Tristan inspects our first echidna
As we hiked down the Central Gully trail, after climbing to the top, Tristan shouted, “An echidna!”
And there, behind some bushes at he side of the trail, we saw our first wild echidna. We’d seen them in the Melbourne zoo, so we knew what to look for, but this was our first glimpse of one in the wild.
I immediately jumped off the trail and scrambled up behind the bush. While I was doing this, the echidna scrambled from the bush toward a very large boulder with what looked like a set of holes that could be its den. I interspersed myself between the echidna and the rocks and asked Tristan to go fetch our camera.
The echidna didn’t seem to want to stay put until Tristan could return with the camera, so I crawled into the bush and put my hand on the echidna, which immediately started to burrow into the ground below it and curled itself up into a ball, with no appendages exposed and only some very stiff and prickly spines.

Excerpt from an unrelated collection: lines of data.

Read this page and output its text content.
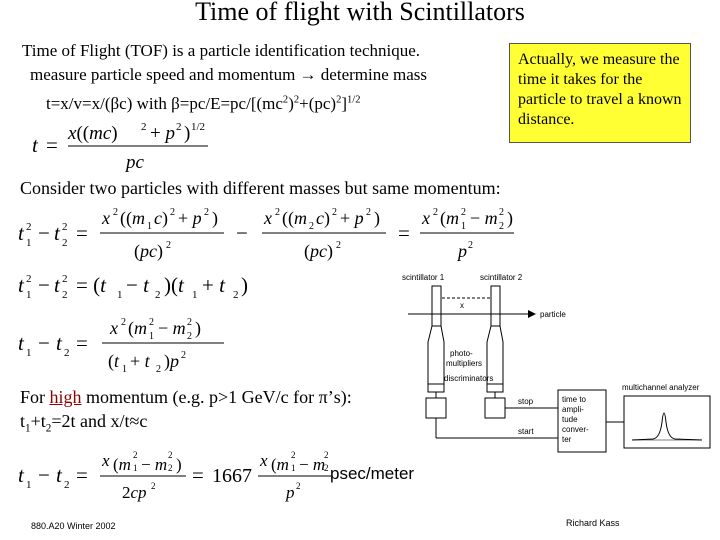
Time of flight with Scintillators
Time of Flight (TOF) is a particle identification technique.
measure particle speed and momentum → determine mass
t=x/v=x/(βc) with $\beta=pc/E=pc/[(mc^2)^2+(pc)^2]^{1/2}$
Actually, we measure the time it takes for the particle to travel a known distance.
t = x((mc) 2 + p 2 ) 1/2
pc
Consider two particles with different masses but same momentum:
t 2
1 − t 2
2 =
x 2 ((m 1 c) 2 + p 2 )
(pc) 2
−
x 2 ((m 2 c) 2 + p 2 )
(pc) 2
=
x 2 (m 2
1 − m 2
2 )
p 2
t 2
1 − t 2
2 = (t 1 − t 2 )(t 1 + t 2 )
t 1 − t 2 =
x 2 (m 2
1 − m 2
2 )
(t 1 + t 2 )p 2
For high momentum (e.g. p>1 GeV/c for π’s):
$t_1+t_2=2t$ and x/t≈c
t 1 − t 2 =
x (m 2
1 − m 2
2 )
2cp 2 = 1667
x (m 2
1 − m
2
2
p 2
psec/meter
scintillator 1	scintillator 2
x
particle
photo-
multipliers
discriminators
stop
start
time to
ampli-
tude
conver-
ter
multichannel analyzer
880.A20 Winter 2002	Richard Kass
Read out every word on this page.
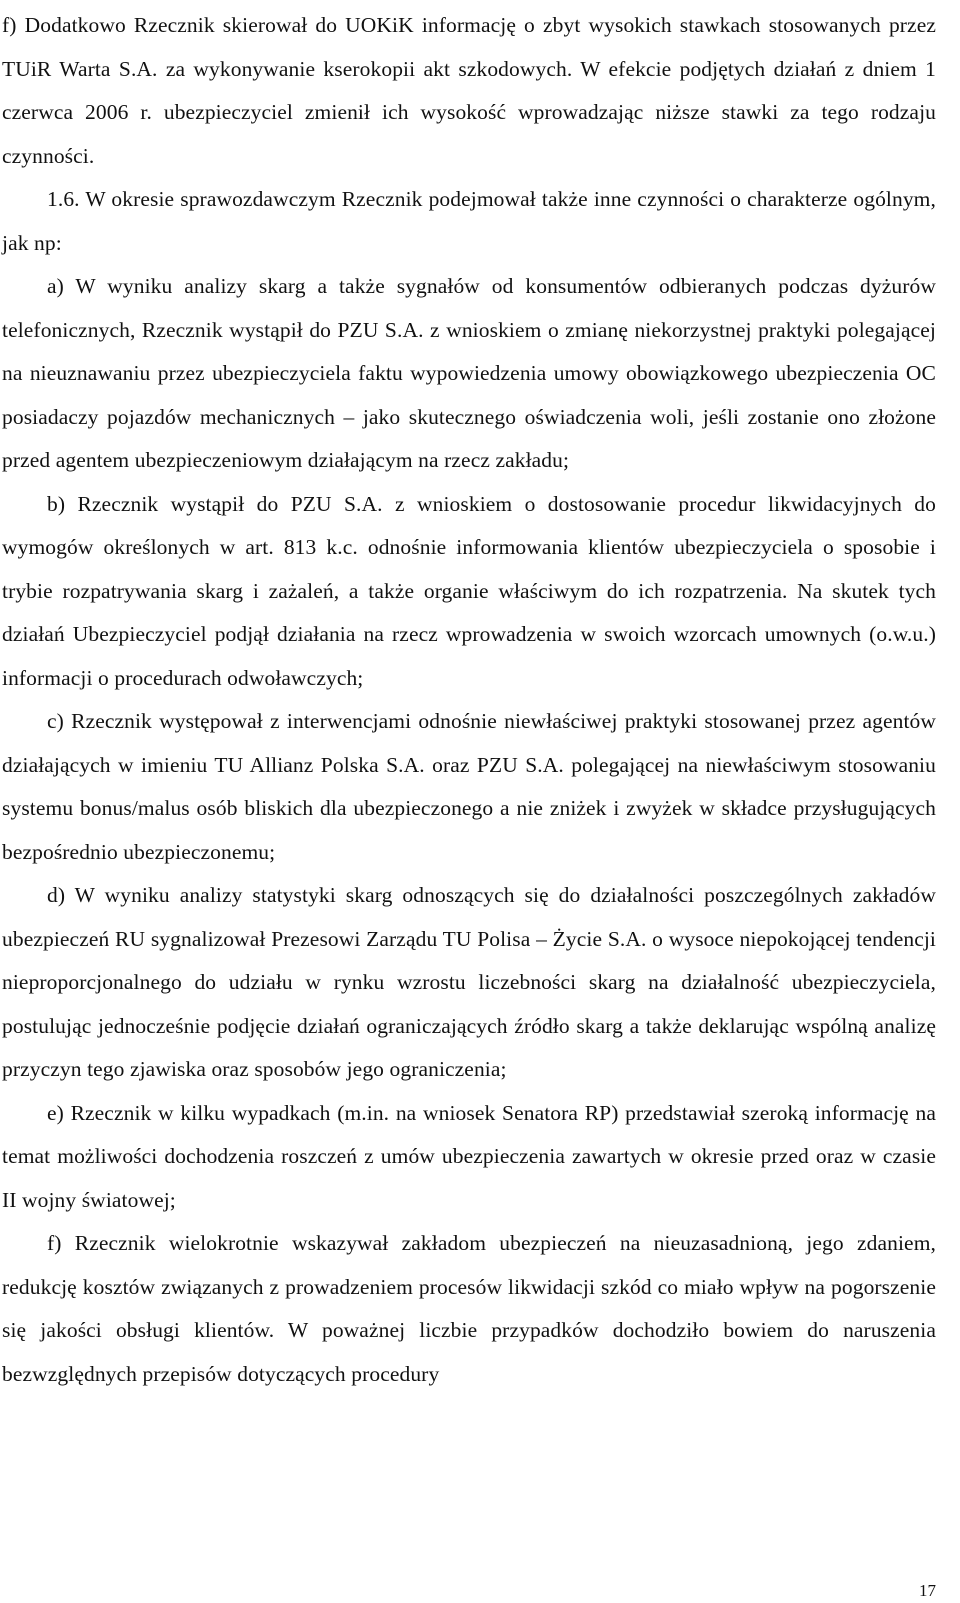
f) Dodatkowo Rzecznik skierował do UOKiK informację o zbyt wysokich stawkach stosowanych przez TUiR Warta S.A. za wykonywanie kserokopii akt szkodowych. W efekcie podjętych działań z dniem 1 czerwca 2006 r. ubezpieczyciel zmienił ich wysokość wprowadzając niższe stawki za tego rodzaju czynności.

1.6. W okresie sprawozdawczym Rzecznik podejmował także inne czynności o charakterze ogólnym, jak np:

a) W wyniku analizy skarg a także sygnałów od konsumentów odbieranych podczas dyżurów telefonicznych, Rzecznik wystąpił do PZU S.A. z wnioskiem o zmianę niekorzystnej praktyki polegającej na nieuznawaniu przez ubezpieczyciela faktu wypowiedzenia umowy obowiązkowego ubezpieczenia OC posiadaczy pojazdów mechanicznych – jako skutecznego oświadczenia woli, jeśli zostanie ono złożone przed agentem ubezpieczeniowym działającym na rzecz zakładu;

b) Rzecznik wystąpił do PZU S.A. z wnioskiem o dostosowanie procedur likwidacyjnych do wymogów określonych w art. 813 k.c. odnośnie informowania klientów ubezpieczyciela o sposobie i trybie rozpatrywania skarg i zażaleń, a także organie właściwym do ich rozpatrzenia. Na skutek tych działań Ubezpieczyciel podjął działania na rzecz wprowadzenia w swoich wzorcach umownych (o.w.u.) informacji o procedurach odwoławczych;

c) Rzecznik występował z interwencjami odnośnie niewłaściwej praktyki stosowanej przez agentów działających w imieniu TU Allianz Polska S.A. oraz PZU S.A. polegającej na niewłaściwym stosowaniu systemu bonus/malus osób bliskich dla ubezpieczonego a nie zniżek i zwyżek w składce przysługujących bezpośrednio ubezpieczonemu;

d) W wyniku analizy statystyki skarg odnoszących się do działalności poszczególnych zakładów ubezpieczeń RU sygnalizował Prezesowi Zarządu TU Polisa – Życie S.A. o wysoce niepokojącej tendencji nieproporcjonalnego do udziału w rynku wzrostu liczebności skarg na działalność ubezpieczyciela, postulując jednocześnie podjęcie działań ograniczających źródło skarg a także deklarując wspólną analizę przyczyn tego zjawiska oraz sposobów jego ograniczenia;

e) Rzecznik w kilku wypadkach (m.in. na wniosek Senatora RP) przedstawiał szeroką informację na temat możliwości dochodzenia roszczeń z umów ubezpieczenia zawartych w okresie przed oraz w czasie II wojny światowej;

f) Rzecznik wielokrotnie wskazywał zakładom ubezpieczeń na nieuzasadnioną, jego zdaniem, redukcję kosztów związanych z prowadzeniem procesów likwidacji szkód co miało wpływ na pogorszenie się jakości obsługi klientów. W poważnej liczbie przypadków dochodziło bowiem do naruszenia bezwzględnych przepisów dotyczących procedury

17
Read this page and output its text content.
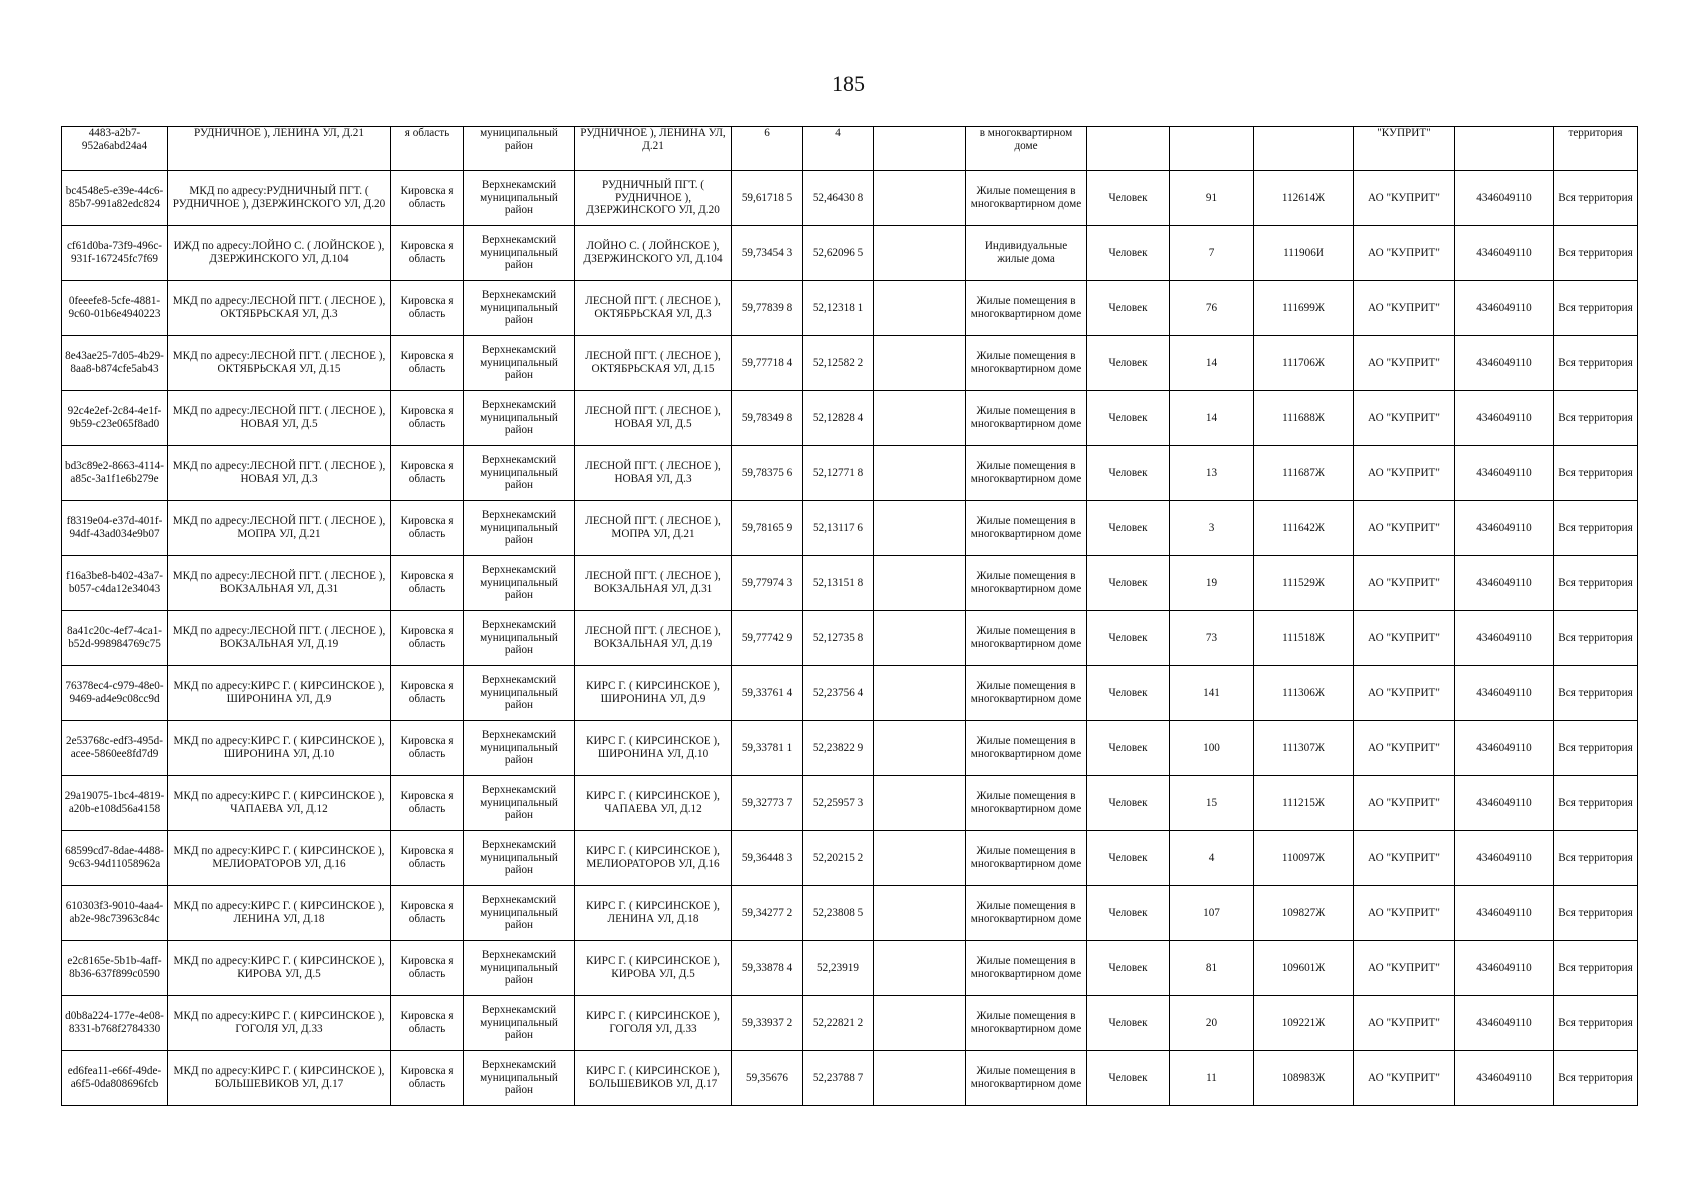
185
4483-a2b7-952a6abd24a4	РУДНИЧНОЕ ), ЛЕНИНА УЛ, Д.21	я область	муниципальный район	РУДНИЧНОЕ ), ЛЕНИНА УЛ, Д.21	6	4		в многоквартирном доме				"КУПРИТ"		территория
bc4548e5-e39e-44c6-85b7-991a82edc824	МКД по адресу:РУДНИЧНЫЙ ПГТ. ( РУДНИЧНОЕ ), ДЗЕРЖИНСКОГО УЛ, Д.20	Кировска я область	Верхнекамский муниципальный район	РУДНИЧНЫЙ ПГТ. ( РУДНИЧНОЕ ), ДЗЕРЖИНСКОГО УЛ, Д.20	59,61718 5	52,46430 8		Жилые помещения в многоквартирном доме	Человек	91	112614Ж	АО "КУПРИТ"	4346049110	Вся территория
cf61d0ba-73f9-496c-931f-167245fc7f69	ИЖД по адресу:ЛОЙНО С. ( ЛОЙНСКОЕ ), ДЗЕРЖИНСКОГО УЛ, Д.104	Кировска я область	Верхнекамский муниципальный район	ЛОЙНО С. ( ЛОЙНСКОЕ ), ДЗЕРЖИНСКОГО УЛ, Д.104	59,73454 3	52,62096 5		Индивидуальные жилые дома	Человек	7	111906И	АО "КУПРИТ"	4346049110	Вся территория
0feeefe8-5cfe-4881-9c60-01b6e4940223	МКД по адресу:ЛЕСНОЙ ПГТ. ( ЛЕСНОЕ ), ОКТЯБРЬСКАЯ УЛ, Д.3	Кировска я область	Верхнекамский муниципальный район	ЛЕСНОЙ ПГТ. ( ЛЕСНОЕ ), ОКТЯБРЬСКАЯ УЛ, Д.3	59,77839 8	52,12318 1		Жилые помещения в многоквартирном доме	Человек	76	111699Ж	АО "КУПРИТ"	4346049110	Вся территория
8e43ae25-7d05-4b29-8aa8-b874cfe5ab43	МКД по адресу:ЛЕСНОЙ ПГТ. ( ЛЕСНОЕ ), ОКТЯБРЬСКАЯ УЛ, Д.15	Кировска я область	Верхнекамский муниципальный район	ЛЕСНОЙ ПГТ. ( ЛЕСНОЕ ), ОКТЯБРЬСКАЯ УЛ, Д.15	59,77718 4	52,12582 2		Жилые помещения в многоквартирном доме	Человек	14	111706Ж	АО "КУПРИТ"	4346049110	Вся территория
92c4e2ef-2c84-4e1f-9b59-c23e065f8ad0	МКД по адресу:ЛЕСНОЙ ПГТ. ( ЛЕСНОЕ ), НОВАЯ УЛ, Д.5	Кировска я область	Верхнекамский муниципальный район	ЛЕСНОЙ ПГТ. ( ЛЕСНОЕ ), НОВАЯ УЛ, Д.5	59,78349 8	52,12828 4		Жилые помещения в многоквартирном доме	Человек	14	111688Ж	АО "КУПРИТ"	4346049110	Вся территория
bd3c89e2-8663-4114-a85c-3a1f1e6b279e	МКД по адресу:ЛЕСНОЙ ПГТ. ( ЛЕСНОЕ ), НОВАЯ УЛ, Д.3	Кировска я область	Верхнекамский муниципальный район	ЛЕСНОЙ ПГТ. ( ЛЕСНОЕ ), НОВАЯ УЛ, Д.3	59,78375 6	52,12771 8		Жилые помещения в многоквартирном доме	Человек	13	111687Ж	АО "КУПРИТ"	4346049110	Вся территория
f8319e04-e37d-401f-94df-43ad034e9b07	МКД по адресу:ЛЕСНОЙ ПГТ. ( ЛЕСНОЕ ), МОПРА УЛ, Д.21	Кировска я область	Верхнекамский муниципальный район	ЛЕСНОЙ ПГТ. ( ЛЕСНОЕ ), МОПРА УЛ, Д.21	59,78165 9	52,13117 6		Жилые помещения в многоквартирном доме	Человек	3	111642Ж	АО "КУПРИТ"	4346049110	Вся территория
f16a3be8-b402-43a7-b057-c4da12e34043	МКД по адресу:ЛЕСНОЙ ПГТ. ( ЛЕСНОЕ ), ВОКЗАЛЬНАЯ УЛ, Д.31	Кировска я область	Верхнекамский муниципальный район	ЛЕСНОЙ ПГТ. ( ЛЕСНОЕ ), ВОКЗАЛЬНАЯ УЛ, Д.31	59,77974 3	52,13151 8		Жилые помещения в многоквартирном доме	Человек	19	111529Ж	АО "КУПРИТ"	4346049110	Вся территория
8a41c20c-4ef7-4ca1-b52d-998984769c75	МКД по адресу:ЛЕСНОЙ ПГТ. ( ЛЕСНОЕ ), ВОКЗАЛЬНАЯ УЛ, Д.19	Кировска я область	Верхнекамский муниципальный район	ЛЕСНОЙ ПГТ. ( ЛЕСНОЕ ), ВОКЗАЛЬНАЯ УЛ, Д.19	59,77742 9	52,12735 8		Жилые помещения в многоквартирном доме	Человек	73	111518Ж	АО "КУПРИТ"	4346049110	Вся территория
76378ec4-c979-48e0-9469-ad4e9c08cc9d	МКД по адресу:КИРС Г. ( КИРСИНСКОЕ ), ШИРОНИНА УЛ, Д.9	Кировска я область	Верхнекамский муниципальный район	КИРС Г. ( КИРСИНСКОЕ ), ШИРОНИНА УЛ, Д.9	59,33761 4	52,23756 4		Жилые помещения в многоквартирном доме	Человек	141	111306Ж	АО "КУПРИТ"	4346049110	Вся территория
2e53768c-edf3-495d-acee-5860ee8fd7d9	МКД по адресу:КИРС Г. ( КИРСИНСКОЕ ), ШИРОНИНА УЛ, Д.10	Кировска я область	Верхнекамский муниципальный район	КИРС Г. ( КИРСИНСКОЕ ), ШИРОНИНА УЛ, Д.10	59,33781 1	52,23822 9		Жилые помещения в многоквартирном доме	Человек	100	111307Ж	АО "КУПРИТ"	4346049110	Вся территория
29a19075-1bc4-4819-a20b-e108d56a4158	МКД по адресу:КИРС Г. ( КИРСИНСКОЕ ), ЧАПАЕВА УЛ, Д.12	Кировска я область	Верхнекамский муниципальный район	КИРС Г. ( КИРСИНСКОЕ ), ЧАПАЕВА УЛ, Д.12	59,32773 7	52,25957 3		Жилые помещения в многоквартирном доме	Человек	15	111215Ж	АО "КУПРИТ"	4346049110	Вся территория
68599cd7-8dae-4488-9c63-94d11058962a	МКД по адресу:КИРС Г. ( КИРСИНСКОЕ ), МЕЛИОРАТОРОВ УЛ, Д.16	Кировска я область	Верхнекамский муниципальный район	КИРС Г. ( КИРСИНСКОЕ ), МЕЛИОРАТОРОВ УЛ, Д.16	59,36448 3	52,20215 2		Жилые помещения в многоквартирном доме	Человек	4	110097Ж	АО "КУПРИТ"	4346049110	Вся территория
610303f3-9010-4aa4-ab2e-98c73963c84c	МКД по адресу:КИРС Г. ( КИРСИНСКОЕ ), ЛЕНИНА УЛ, Д.18	Кировска я область	Верхнекамский муниципальный район	КИРС Г. ( КИРСИНСКОЕ ), ЛЕНИНА УЛ, Д.18	59,34277 2	52,23808 5		Жилые помещения в многоквартирном доме	Человек	107	109827Ж	АО "КУПРИТ"	4346049110	Вся территория
e2c8165e-5b1b-4aff-8b36-637f899c0590	МКД по адресу:КИРС Г. ( КИРСИНСКОЕ ), КИРОВА УЛ, Д.5	Кировска я область	Верхнекамский муниципальный район	КИРС Г. ( КИРСИНСКОЕ ), КИРОВА УЛ, Д.5	59,33878 4	52,23919		Жилые помещения в многоквартирном доме	Человек	81	109601Ж	АО "КУПРИТ"	4346049110	Вся территория
d0b8a224-177e-4e08-8331-b768f2784330	МКД по адресу:КИРС Г. ( КИРСИНСКОЕ ), ГОГОЛЯ УЛ, Д.33	Кировска я область	Верхнекамский муниципальный район	КИРС Г. ( КИРСИНСКОЕ ), ГОГОЛЯ УЛ, Д.33	59,33937 2	52,22821 2		Жилые помещения в многоквартирном доме	Человек	20	109221Ж	АО "КУПРИТ"	4346049110	Вся территория
ed6fea11-e66f-49de-a6f5-0da808696fcb	МКД по адресу:КИРС Г. ( КИРСИНСКОЕ ), БОЛЬШЕВИКОВ УЛ, Д.17	Кировска я область	Верхнекамский муниципальный район	КИРС Г. ( КИРСИНСКОЕ ), БОЛЬШЕВИКОВ УЛ, Д.17	59,35676	52,23788 7		Жилые помещения в многоквартирном доме	Человек	11	108983Ж	АО "КУПРИТ"	4346049110	Вся территория
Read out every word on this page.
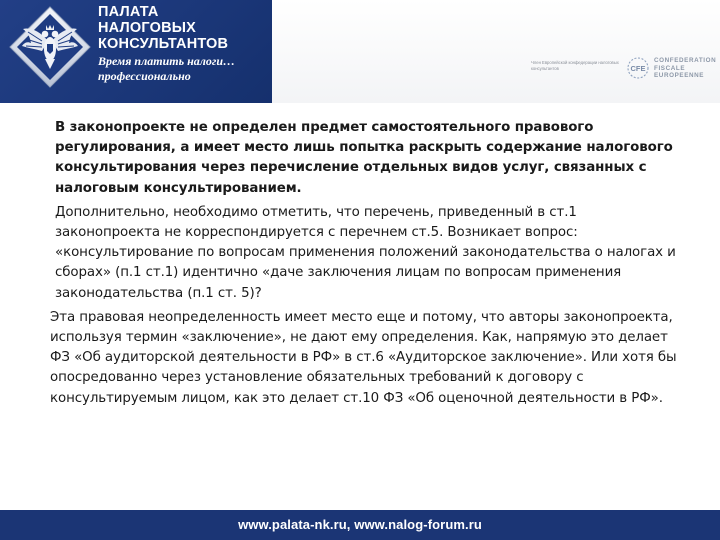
ПАЛАТА
НАЛОГОВЫХ
КОНСУЛЬТАНТОВ
Время платить налоги…
профессионально
Член Европейской конфедерации налоговых консультантов	CFE
CONFEDERATION
FISCALE
EUROPEENNE

В законопроекте не определен предмет самостоятельного правового регулирования, а имеет место лишь попытка раскрыть содержание налогового консультирования через перечисление отдельных видов услуг, связанных с налоговым консультированием.

Дополнительно, необходимо отметить, что перечень, приведенный в ст.1 законопроекта не корреспондируется с перечнем ст.5. Возникает вопрос: «консультирование по вопросам применения положений законодательства о налогах и сборах» (п.1 ст.1) идентично «даче заключения лицам по вопросам применения законодательства (п.1 ст. 5)?

Эта правовая неопределенность имеет место еще и потому, что авторы законопроекта, используя термин «заключение», не дают ему определения. Как, напрямую это делает ФЗ «Об аудиторской деятельности в РФ» в ст.6 «Аудиторское заключение». Или хотя бы опосредованно через установление обязательных требований к договору с консультируемым лицом, как это делает ст.10 ФЗ «Об оценочной деятельности в РФ».

www.palata-nk.ru, www.nalog-forum.ru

Nonetheless, so long as I held my hand on top of it, the echidna gave up trying to run away and stayed put. After an amazingly short time, Tristan returned with the camera.
“I ran the whole way there and back,” he panted.
“Want to touch it?” I asked.
Tristan did want to feel the spines of our novel find, and I grabbed the camera to take photos.
It wasn’t particularly cooperative, and either tried to run away, or if we touched it, burrowed most of itself deeper into the ground. I wanted a photo from the side, of it walking, but it immediately headed for the rock pile as soon as one of us wasn’t holding it.
Our second echidna was in the bushes beside the trail by the Organ Pipes, and Tristan also spied that one. Again, I grabbed for the animal while Tristan ran for our camera (we generally had it in the pack at the base of the cliff we climbed). When he returned, I’d lured it a little more into the open. I tried to pick it up, but it’s too spiny and it can control the spines to point at whatever spot we touch it.
They run amazingly quickly considering their very short legs. I’d never have expected them to move as fast as they do. They also blend well with the native vegetation and dirt. Only Tristan’s eagle eye caught them out – I spoke to many other climbers, none of whom saw a single echidna during their entire trip.